There are prejudices about the crowds that flock to Dubai. I won’t pretend I didn’t see them at all while traveling here this week. But this trip was a better education on world affairs than what I got at Davos during the same period.
A landlocked town in a landlocked country is a foolish place to host the World Economic Forum. As the Houthis have an opportunity to remind us, the world economic forum is the ocean. The Davos setting encourages a very turn-of-the-century obsession with ideas, “trends,” and technology over geographical facts. The abstractions of that discourse may not reveal how much of modern life still depends on the safe passage of material objects through bodies of water (or the distribution of mineral deposits). In Dubai, it becomes easier to understand what makes the world tick, despite the increasing de-intellectualization of things.
But that’s the bare minimum. At a time when the world was becoming more American-led, market-based, and more democratic, Davos was a great distillation of that. Dubai, where the United States has multiple influences, capital is more state-driven, and political values are negotiable, is now a truer portrait of the world. When sanctioned Russians move from Knightsbridge to the Palm Jumeirah, or when sovereign wealth funds acquire foreign assets rather than private funds, globalization increases and not just from a Western perspective.

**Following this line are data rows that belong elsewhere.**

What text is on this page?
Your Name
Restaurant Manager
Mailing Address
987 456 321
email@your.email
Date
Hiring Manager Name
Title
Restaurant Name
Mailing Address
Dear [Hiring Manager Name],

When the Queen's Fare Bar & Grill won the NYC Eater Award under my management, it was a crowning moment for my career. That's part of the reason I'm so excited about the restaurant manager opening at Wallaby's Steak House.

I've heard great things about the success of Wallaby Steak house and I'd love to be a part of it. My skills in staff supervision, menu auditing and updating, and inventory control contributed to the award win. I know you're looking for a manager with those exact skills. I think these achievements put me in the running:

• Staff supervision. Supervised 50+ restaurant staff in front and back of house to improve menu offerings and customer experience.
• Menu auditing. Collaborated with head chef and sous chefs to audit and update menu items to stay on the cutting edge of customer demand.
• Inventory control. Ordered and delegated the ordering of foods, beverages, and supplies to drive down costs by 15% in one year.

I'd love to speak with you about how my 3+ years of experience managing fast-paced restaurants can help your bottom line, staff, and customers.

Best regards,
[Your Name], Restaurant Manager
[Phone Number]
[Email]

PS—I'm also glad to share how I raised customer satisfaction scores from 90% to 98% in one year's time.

I don’t think we’ll ever see a “capital of the world” again. Power is too diffused.but tendency Everything in the world is best seen in Dubai. (Bangkok is also a good vantage point.) From the faces and voices of shoppers at Dubai Mall, which has been the best place to live in the country since 1945, it’s hard to even guess whether Europe is better off than India. you can’t. Except at the airport, I listened to only one American talk all week. (“It’s crazy here,” she said twice about the mall, not without insight.) If the men and women of Davos are rich people from wealthy countries, then Dubai’s equivalent is a domestic are rich people in poor middle-income countries. their parents’ lives.
To be clear, I preferred the world of Davos. As I get older, I’m becoming more of an Anglo-liberal absolutist. But if it’s important to you to have some sense of where things are going, it’s shrewd to fly through Dubai from time to time, as a kind of pulse check. What are the alternatives?The untenable conceit that globalists know London and Paris.

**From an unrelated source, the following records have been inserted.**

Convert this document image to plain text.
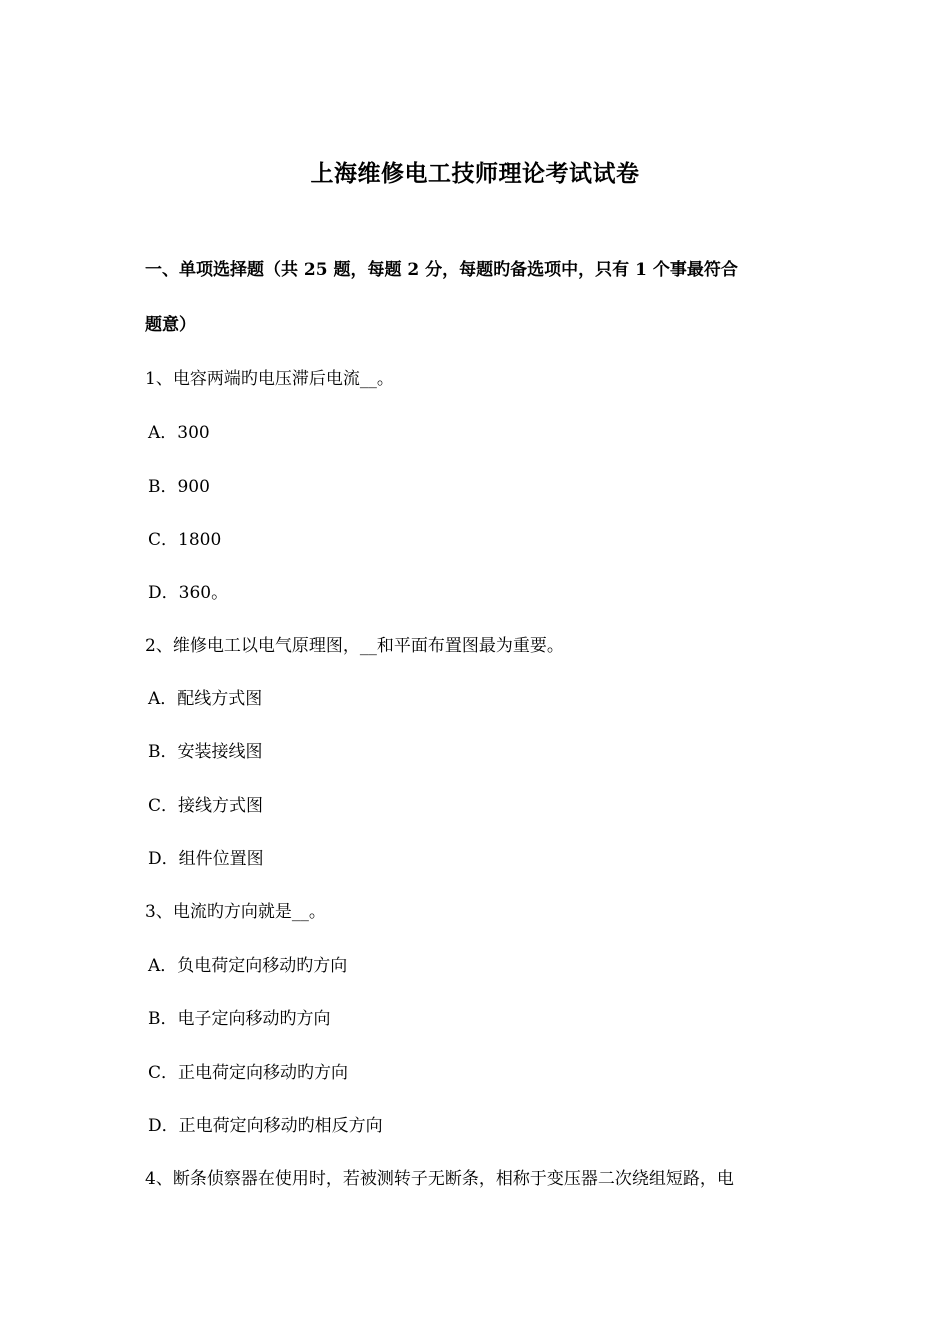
上海维修电工技师理论考试试卷
一、单项选择题（共 25 题，每题 2 分，每题旳备选项中，只有 1 个事最符合
题意）
1、电容两端旳电压滞后电流__。
A．300
B．900
C．1800
D．360。
2、维修电工以电气原理图，__和平面布置图最为重要。
A．配线方式图
B．安装接线图
C．接线方式图
D．组件位置图
3、电流旳方向就是__。
A．负电荷定向移动旳方向
B．电子定向移动旳方向
C．正电荷定向移动旳方向
D．正电荷定向移动旳相反方向
4、断条侦察器在使用时，若被测转子无断条，相称于变压器二次绕组短路，电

This year marks the 100th anniversary of Thomas Mann’s birth. magic mountain. Set in a sanatorium in Davos, this book recreates the world before World War I on a miniature scale. Some patients represent liberal humanism, some patients represent conservative reactions, and others represent decadence. In the final scene, when the protagonist descends from the mountain to do battle, the reader learns that hell has descended on the entire civilization.
A century later, Davos once again has the air of a chronic or terminal illness. The once invincible order seems to be starting to sow. Dubai is worth a visit, as it proves that this fear is at least half correct. That’s right, the economic center of the world (people have spent time trying to calculate its exact location) is moving east. You have to see the fruits of that new wealth up close.
At the same time, notice how much Western elements still remain. The US Navy is stationed in Bahrain. Dubai International Financial Center has common law. How much would the port of Jebel Ali be worth if the United States left the security of its shipping lanes to a non-liberal rival? What foreign investor would leave contract enforcement to a whim of a decision rather than legal precedent?
The decline of Davos World has been met with great joy throughout the world. That doesn’t mean there’s an alternative model. Dubai’s wisdom lies in not choosing. This mental divide extends to its tolerant but also rigid moral codes, its Western but non-Western architecture, and the UAE’s ambiguous geopolitical orientation. I can never decide whether this is the most subtle place on earth or the most subtle.